We were never close to sharing privilege with the underprivileged as a country. We were never close to egalitarianism. We were never close to achieving anything great, beyond being the world bully who clings to a rose-tinted view of the past where we didn't stand by and let the Holocaust or Holodomor (a word itself not even recognized by my spell checker) happen when we had proof. Where we didn't act in our own interest, provoked into the war by a Japanese attack that we promptly used to attack our own citizens. No, we were the brave and bold heroes who won World War II, kicking Nazi ass and taking names. Not because, you know, at one time Hitler was insanely popular in the United States. Not because we had help from Britain, Australia, France, Poland, Canada and the other allies. Not because our Senate shot down the League of Nations, which ended up leading to World War II. Not because unregulated markets didn't create a Black Friday that had Global Repercussions in the Great Depression. We were the Heroes. We saved the day. Our record is spotless - World War II was our shining star.
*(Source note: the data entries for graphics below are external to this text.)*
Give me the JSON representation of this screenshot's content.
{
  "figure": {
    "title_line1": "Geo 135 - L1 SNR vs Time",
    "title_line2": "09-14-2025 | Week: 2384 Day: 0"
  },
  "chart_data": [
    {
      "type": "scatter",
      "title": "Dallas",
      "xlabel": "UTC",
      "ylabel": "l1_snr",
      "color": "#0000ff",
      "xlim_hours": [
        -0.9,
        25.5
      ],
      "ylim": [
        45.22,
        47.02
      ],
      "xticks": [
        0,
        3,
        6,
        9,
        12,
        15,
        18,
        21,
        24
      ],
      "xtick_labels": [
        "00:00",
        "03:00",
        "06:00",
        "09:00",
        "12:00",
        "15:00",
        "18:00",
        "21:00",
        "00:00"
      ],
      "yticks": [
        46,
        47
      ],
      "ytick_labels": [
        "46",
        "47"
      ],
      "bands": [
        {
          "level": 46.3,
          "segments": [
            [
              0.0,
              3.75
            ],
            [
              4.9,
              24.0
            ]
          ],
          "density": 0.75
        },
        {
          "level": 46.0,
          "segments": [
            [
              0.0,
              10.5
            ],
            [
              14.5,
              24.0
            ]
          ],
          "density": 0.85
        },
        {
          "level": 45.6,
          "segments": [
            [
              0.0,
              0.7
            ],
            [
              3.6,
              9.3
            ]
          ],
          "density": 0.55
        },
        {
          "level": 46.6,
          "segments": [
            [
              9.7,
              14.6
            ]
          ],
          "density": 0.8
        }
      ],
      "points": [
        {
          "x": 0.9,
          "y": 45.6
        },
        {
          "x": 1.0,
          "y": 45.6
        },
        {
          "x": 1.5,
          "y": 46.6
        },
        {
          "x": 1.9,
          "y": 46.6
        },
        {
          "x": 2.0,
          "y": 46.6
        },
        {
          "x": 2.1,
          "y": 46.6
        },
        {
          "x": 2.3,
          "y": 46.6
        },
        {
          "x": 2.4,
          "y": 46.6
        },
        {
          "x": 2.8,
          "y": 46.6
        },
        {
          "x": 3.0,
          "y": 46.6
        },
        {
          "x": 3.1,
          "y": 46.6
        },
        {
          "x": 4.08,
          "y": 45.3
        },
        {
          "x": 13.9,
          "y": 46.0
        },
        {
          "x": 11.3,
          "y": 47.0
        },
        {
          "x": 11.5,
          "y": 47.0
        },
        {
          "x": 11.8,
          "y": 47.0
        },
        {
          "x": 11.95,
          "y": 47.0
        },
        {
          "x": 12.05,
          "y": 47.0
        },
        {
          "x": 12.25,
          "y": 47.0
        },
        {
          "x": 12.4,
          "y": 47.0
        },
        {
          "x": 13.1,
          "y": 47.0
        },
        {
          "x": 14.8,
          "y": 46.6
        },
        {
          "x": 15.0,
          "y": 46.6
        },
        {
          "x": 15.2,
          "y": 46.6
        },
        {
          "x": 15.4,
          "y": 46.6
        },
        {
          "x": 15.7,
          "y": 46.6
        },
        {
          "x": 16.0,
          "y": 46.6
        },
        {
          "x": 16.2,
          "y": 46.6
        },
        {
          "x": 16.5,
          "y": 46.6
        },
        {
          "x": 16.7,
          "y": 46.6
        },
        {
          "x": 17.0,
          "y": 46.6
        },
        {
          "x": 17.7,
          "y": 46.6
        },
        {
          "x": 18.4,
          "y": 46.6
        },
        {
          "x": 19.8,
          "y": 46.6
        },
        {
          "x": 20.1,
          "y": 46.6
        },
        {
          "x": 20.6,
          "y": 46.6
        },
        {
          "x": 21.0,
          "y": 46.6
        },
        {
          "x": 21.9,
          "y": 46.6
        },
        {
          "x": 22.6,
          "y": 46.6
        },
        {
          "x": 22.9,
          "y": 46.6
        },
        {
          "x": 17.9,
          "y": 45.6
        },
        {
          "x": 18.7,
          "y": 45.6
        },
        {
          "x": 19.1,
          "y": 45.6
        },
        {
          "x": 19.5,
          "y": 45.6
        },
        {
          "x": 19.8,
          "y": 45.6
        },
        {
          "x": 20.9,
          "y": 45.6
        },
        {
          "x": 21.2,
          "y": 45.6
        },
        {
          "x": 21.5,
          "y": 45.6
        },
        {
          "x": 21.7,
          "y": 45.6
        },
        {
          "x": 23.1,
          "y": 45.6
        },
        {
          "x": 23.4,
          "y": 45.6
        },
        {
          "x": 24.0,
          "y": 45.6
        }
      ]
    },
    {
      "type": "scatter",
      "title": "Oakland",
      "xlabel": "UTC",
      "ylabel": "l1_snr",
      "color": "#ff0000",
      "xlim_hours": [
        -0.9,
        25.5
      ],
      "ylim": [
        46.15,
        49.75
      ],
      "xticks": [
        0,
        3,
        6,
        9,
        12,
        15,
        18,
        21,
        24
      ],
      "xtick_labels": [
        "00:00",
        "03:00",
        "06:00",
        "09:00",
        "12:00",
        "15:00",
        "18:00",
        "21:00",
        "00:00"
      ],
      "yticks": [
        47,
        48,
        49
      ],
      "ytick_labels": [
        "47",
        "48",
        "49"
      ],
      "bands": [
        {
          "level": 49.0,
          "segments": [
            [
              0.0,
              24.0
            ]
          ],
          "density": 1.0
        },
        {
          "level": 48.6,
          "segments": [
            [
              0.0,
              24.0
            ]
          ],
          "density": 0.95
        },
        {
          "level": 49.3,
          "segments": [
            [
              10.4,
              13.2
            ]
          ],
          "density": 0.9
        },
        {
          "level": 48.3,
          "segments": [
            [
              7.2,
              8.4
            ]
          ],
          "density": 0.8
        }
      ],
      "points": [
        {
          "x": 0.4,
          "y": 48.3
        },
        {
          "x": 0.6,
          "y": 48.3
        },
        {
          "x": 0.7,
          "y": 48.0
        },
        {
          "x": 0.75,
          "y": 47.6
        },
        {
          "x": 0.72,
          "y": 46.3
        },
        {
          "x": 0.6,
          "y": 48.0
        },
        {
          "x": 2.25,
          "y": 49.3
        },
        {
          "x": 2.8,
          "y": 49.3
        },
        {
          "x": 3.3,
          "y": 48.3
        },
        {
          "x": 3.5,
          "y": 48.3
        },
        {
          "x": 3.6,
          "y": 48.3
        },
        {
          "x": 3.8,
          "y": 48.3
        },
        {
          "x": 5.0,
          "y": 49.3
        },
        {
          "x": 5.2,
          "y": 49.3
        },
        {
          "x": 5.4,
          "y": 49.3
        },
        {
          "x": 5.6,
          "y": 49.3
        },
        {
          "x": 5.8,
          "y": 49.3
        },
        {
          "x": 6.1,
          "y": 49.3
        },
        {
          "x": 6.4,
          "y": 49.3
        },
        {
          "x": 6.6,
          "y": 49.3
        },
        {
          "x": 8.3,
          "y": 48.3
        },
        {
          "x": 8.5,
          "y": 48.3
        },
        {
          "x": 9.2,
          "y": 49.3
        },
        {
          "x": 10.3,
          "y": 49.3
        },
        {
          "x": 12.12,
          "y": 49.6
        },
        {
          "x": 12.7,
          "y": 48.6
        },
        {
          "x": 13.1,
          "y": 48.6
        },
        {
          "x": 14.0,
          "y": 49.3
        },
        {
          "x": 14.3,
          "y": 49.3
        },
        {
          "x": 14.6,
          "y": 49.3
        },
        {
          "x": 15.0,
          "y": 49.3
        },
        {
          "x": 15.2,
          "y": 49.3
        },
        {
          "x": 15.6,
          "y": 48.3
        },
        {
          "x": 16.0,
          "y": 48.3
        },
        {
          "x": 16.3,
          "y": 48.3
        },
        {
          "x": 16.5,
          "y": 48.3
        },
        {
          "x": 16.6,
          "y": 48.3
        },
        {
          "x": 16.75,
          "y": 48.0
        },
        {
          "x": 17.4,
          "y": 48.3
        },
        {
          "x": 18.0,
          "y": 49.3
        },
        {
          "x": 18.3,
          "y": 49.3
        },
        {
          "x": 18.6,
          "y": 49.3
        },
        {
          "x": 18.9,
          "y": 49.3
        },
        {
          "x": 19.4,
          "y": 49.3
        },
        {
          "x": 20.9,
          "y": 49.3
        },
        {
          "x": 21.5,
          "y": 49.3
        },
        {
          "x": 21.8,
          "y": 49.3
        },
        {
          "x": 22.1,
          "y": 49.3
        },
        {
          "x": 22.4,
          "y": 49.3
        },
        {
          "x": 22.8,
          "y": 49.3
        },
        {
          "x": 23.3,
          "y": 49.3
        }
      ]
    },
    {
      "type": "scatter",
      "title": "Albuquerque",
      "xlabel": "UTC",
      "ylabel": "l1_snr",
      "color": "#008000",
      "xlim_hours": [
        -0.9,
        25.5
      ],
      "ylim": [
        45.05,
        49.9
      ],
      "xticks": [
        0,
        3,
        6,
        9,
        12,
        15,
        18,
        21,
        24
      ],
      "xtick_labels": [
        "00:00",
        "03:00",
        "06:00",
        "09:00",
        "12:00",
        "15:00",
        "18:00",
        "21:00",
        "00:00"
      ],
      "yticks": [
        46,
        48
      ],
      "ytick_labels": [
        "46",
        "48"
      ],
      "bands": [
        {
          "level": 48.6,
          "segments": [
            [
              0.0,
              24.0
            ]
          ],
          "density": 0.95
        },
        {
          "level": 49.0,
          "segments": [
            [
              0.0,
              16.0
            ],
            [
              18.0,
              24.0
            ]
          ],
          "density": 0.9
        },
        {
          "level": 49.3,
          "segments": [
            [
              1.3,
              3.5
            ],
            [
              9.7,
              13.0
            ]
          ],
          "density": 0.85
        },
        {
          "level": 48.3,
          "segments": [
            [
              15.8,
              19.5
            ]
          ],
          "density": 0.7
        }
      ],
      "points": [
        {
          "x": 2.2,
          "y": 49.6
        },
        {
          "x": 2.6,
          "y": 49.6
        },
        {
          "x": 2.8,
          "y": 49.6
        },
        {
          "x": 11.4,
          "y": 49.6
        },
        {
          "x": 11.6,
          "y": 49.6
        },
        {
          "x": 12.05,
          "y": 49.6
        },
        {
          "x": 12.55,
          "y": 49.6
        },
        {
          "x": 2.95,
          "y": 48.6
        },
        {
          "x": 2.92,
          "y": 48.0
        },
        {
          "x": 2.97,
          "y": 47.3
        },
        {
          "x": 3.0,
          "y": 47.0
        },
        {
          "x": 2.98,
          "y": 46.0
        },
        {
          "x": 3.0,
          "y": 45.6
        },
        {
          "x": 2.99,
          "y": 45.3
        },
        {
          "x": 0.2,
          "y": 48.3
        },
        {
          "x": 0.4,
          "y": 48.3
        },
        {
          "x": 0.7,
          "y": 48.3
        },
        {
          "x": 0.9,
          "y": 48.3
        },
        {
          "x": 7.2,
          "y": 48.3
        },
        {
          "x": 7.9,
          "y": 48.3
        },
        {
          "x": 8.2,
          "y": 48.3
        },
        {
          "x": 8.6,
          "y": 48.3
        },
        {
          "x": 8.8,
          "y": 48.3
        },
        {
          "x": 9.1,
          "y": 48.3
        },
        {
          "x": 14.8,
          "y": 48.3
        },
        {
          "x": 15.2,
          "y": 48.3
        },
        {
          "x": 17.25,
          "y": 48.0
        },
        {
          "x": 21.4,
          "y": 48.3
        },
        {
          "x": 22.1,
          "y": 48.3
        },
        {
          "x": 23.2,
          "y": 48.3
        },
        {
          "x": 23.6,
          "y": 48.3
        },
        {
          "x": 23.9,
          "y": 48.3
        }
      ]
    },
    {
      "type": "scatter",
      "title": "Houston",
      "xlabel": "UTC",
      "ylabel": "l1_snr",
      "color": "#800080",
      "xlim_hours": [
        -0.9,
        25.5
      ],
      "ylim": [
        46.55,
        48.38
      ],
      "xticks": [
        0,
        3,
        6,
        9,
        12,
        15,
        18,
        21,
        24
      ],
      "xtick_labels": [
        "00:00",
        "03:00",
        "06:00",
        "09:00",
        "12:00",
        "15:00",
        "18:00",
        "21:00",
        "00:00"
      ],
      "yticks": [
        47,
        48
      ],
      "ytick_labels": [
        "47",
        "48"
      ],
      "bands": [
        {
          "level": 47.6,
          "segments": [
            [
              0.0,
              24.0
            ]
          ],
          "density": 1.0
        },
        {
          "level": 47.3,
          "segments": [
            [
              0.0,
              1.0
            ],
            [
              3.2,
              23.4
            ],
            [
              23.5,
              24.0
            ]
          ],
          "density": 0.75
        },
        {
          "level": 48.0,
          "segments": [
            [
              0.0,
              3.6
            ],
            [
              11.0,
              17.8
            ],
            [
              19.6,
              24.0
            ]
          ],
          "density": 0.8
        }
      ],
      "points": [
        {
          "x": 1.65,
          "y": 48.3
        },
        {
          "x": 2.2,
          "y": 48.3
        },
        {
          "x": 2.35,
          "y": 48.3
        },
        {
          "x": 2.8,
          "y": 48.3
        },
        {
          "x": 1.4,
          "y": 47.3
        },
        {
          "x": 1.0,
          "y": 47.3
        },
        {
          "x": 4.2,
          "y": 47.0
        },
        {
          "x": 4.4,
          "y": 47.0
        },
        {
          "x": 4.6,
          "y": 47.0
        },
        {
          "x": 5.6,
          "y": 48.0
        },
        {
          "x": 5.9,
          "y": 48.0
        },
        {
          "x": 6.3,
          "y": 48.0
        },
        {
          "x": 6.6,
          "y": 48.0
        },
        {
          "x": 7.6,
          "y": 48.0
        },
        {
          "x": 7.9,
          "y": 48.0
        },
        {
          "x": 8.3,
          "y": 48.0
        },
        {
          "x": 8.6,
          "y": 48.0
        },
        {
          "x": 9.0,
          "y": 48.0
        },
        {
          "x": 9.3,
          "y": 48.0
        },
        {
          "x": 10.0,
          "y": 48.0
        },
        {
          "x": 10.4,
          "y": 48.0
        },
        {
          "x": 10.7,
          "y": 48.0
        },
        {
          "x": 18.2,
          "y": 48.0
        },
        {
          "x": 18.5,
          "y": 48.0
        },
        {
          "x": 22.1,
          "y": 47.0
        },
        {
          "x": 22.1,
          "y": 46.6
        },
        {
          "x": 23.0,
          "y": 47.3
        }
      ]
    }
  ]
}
Even if President Obama vetoes this bill, which he's promised to do, I think this is a huge warning sign. This is a big red flag. We've got nothing but fascist corporate-coprophages in there now, and it's been that way for a long time. I was initially shocked by the bill, but now that I've had time to think it over, I realize that there's nothing special about it. Entire groups in our country - Blacks and Latinos most prominent - have been undergoing something similar to it for a long time. This is the privileged furiously reasserting their privilege, and redefining the boundaries of that privilege.

This is mess. But this is the end result of a country that was built on broken ideals. The intentions in the Constitution are two-faced. The entire nation is two-faced. Freedom and liberty for some, but not all. Well, the "some" in that just shrunk, but it's the just proof that the more things change the more they stay the same. We're broken. The only difference between today and yesteryear is that today, being broken and two-faced affects far more people.